Nationalism begins with epic folk songs and finishes with great wars
— Milorad Ekmecic, Serbian Historian

In May 1991, the people of Slovenia and Croatia overwhelmingly voted in support of breaking away from Yugoslavia. At the same time Serbs living in a majority-Serb area of Croatia voted to remain in Yugoslavia. Slovenia and Croatia declared independence on June 25, 1991; Bosnia followed. And war ensued until late 1995. 


Causes of conflict.

The most common explanation for the cause of the conflict is nationalism incited a deep hatred between groups that resulted in an ethnic war. Another theory rebuts this explanation because it does not explain why the ethnic groups, who had lived in harmony for decades and generally had a positive sentiment towards one another in the years before the war, would suddenly turn against their neighbors. 

In 1991, Bosnia was 31.3% Serb, 17.3% Croats, and 43.7% Muslims. [5] In mid-1990, a poll evaluated inter-ethnic relations within Bosnian communities. Ninety percent of respondents said inter-ethnic relations within their communities was “good” or “very good.” [6] In spring of 1990, 74 percent of respondents polled in the three largest cities in Bosnia supported the decision by Bosnian leadership to forbid the formation of “nationally oriented parties.” [7] With generally good feelings between groups in Bosnia and lack of support for dividing the political structure based on ethnic groups, it is difficult to identify how a conflict based on ethnicity broke out a year later. 

The Myth of Ethnic War looks at the causes of the violence in the context of increasing liberalizing reforms that were changing the political structure. The book argues that politicians used conflict as a means to silence and exclude those who were changing the existing power structure to preserve control and shift the conversation from meaningful policy reforms to outside threats and fear. [8] Through this agenda, ethnic identity was the goal and the result of conflict, not the cause of it. [9]

Although many theories may explain how the conflict started, none, however, can explain the level of systemic cruelty of this conflict that turned the Balkans into, in the words of Monsieur Gustav H., a “barbaric slaughterhouse once known as humanity.” [10]


Rebuilding.

The Dayton Accord formally ended the conflict in November 1995 by splitting Bosnia and Herzegovina into two entities: the Republika Srpska controlled by Bosnian Serbs with 49% of the territory and the Federation of Bosnia and Herzegovina controlled by Bosnian Muslims and Croats with 51 percent of the territory.

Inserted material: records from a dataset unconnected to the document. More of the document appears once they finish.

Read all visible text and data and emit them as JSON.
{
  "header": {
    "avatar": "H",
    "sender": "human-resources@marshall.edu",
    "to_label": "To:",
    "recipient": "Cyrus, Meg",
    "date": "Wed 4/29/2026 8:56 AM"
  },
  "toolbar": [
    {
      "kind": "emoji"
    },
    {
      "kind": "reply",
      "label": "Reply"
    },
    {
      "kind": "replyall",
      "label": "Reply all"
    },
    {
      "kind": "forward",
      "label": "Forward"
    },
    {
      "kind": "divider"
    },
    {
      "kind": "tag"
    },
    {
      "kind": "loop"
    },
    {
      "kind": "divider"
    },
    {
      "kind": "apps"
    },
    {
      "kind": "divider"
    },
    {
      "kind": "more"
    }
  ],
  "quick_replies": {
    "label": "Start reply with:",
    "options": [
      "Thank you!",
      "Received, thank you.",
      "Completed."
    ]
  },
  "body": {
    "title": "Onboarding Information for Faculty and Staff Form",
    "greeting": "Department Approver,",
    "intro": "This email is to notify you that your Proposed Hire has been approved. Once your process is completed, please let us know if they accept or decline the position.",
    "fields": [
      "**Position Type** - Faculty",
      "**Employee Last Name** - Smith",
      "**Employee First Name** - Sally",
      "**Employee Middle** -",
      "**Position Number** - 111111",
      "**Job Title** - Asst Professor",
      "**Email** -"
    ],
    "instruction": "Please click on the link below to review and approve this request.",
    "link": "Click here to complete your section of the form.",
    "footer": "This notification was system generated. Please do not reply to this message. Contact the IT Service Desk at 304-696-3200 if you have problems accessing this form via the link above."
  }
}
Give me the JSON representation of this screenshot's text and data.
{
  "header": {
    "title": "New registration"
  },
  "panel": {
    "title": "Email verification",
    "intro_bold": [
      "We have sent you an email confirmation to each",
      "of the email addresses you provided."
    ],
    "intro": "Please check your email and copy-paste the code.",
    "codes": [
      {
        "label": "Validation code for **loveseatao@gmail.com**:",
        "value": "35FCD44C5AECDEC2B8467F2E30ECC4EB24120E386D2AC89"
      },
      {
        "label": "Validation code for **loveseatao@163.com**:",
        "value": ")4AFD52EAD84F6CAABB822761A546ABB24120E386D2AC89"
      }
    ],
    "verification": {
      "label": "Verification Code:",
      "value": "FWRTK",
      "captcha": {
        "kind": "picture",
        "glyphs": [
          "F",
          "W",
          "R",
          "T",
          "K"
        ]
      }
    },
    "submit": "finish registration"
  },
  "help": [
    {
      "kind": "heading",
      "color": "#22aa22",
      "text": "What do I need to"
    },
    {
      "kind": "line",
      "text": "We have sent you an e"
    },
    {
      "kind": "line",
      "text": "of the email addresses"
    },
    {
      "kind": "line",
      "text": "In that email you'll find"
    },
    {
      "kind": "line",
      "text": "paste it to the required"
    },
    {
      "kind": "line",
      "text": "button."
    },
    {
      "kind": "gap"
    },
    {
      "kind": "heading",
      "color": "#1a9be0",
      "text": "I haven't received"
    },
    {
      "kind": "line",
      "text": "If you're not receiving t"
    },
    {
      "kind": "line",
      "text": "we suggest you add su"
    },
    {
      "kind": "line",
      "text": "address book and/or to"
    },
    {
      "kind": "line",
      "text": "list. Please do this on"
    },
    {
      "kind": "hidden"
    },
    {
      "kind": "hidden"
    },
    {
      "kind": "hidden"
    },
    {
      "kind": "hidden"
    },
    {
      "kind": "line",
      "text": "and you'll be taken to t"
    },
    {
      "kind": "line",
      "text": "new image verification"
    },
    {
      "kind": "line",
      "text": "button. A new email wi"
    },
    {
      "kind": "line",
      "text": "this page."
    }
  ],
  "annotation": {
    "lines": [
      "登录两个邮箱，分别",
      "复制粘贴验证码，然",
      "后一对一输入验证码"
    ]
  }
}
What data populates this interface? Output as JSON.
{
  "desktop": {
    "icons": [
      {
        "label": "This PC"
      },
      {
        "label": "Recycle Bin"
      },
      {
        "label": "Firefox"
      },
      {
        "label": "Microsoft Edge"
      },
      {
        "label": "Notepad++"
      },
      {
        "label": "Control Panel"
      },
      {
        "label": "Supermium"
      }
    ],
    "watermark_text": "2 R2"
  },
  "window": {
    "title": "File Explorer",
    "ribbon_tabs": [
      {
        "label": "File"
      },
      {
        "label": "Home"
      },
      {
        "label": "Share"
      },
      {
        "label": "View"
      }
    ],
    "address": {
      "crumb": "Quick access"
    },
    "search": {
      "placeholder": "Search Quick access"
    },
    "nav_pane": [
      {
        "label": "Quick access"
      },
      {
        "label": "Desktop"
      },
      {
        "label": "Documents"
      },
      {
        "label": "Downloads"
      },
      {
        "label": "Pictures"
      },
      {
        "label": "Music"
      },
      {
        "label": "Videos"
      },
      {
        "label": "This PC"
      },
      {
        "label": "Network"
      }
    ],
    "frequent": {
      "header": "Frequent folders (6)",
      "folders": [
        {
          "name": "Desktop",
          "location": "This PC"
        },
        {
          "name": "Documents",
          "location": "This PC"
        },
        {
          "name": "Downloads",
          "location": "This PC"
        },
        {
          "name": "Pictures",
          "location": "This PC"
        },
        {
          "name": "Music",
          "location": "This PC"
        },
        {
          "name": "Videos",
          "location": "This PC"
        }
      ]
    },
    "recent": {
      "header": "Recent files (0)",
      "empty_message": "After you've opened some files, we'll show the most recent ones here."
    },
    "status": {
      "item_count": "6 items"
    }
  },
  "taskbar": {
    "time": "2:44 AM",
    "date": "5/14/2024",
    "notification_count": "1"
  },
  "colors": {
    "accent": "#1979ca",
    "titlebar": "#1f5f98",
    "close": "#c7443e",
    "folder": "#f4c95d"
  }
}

After a conflict ends, the next question is how can society reconcile and rebuild? The answer is complex, multifaceted, and ultimately may simply require time over many generations. However, one part of this answer necessary for reconciliation after conflict is bringing perpetrators to justice and documenting the truth of what happened.

The International Criminal Tribunal for the Former Yugoslavia (ICTY) as well as local war crimes courts in the region investigated and gathered evidence of genocide, war crimes, and crimes against humanity; gave victims a voice; and thereby created a path for rebuilding and moving forward. The development of international criminal law through its application to the events in the former Yugoslavia protects future victims of international conflict and works to end impunity.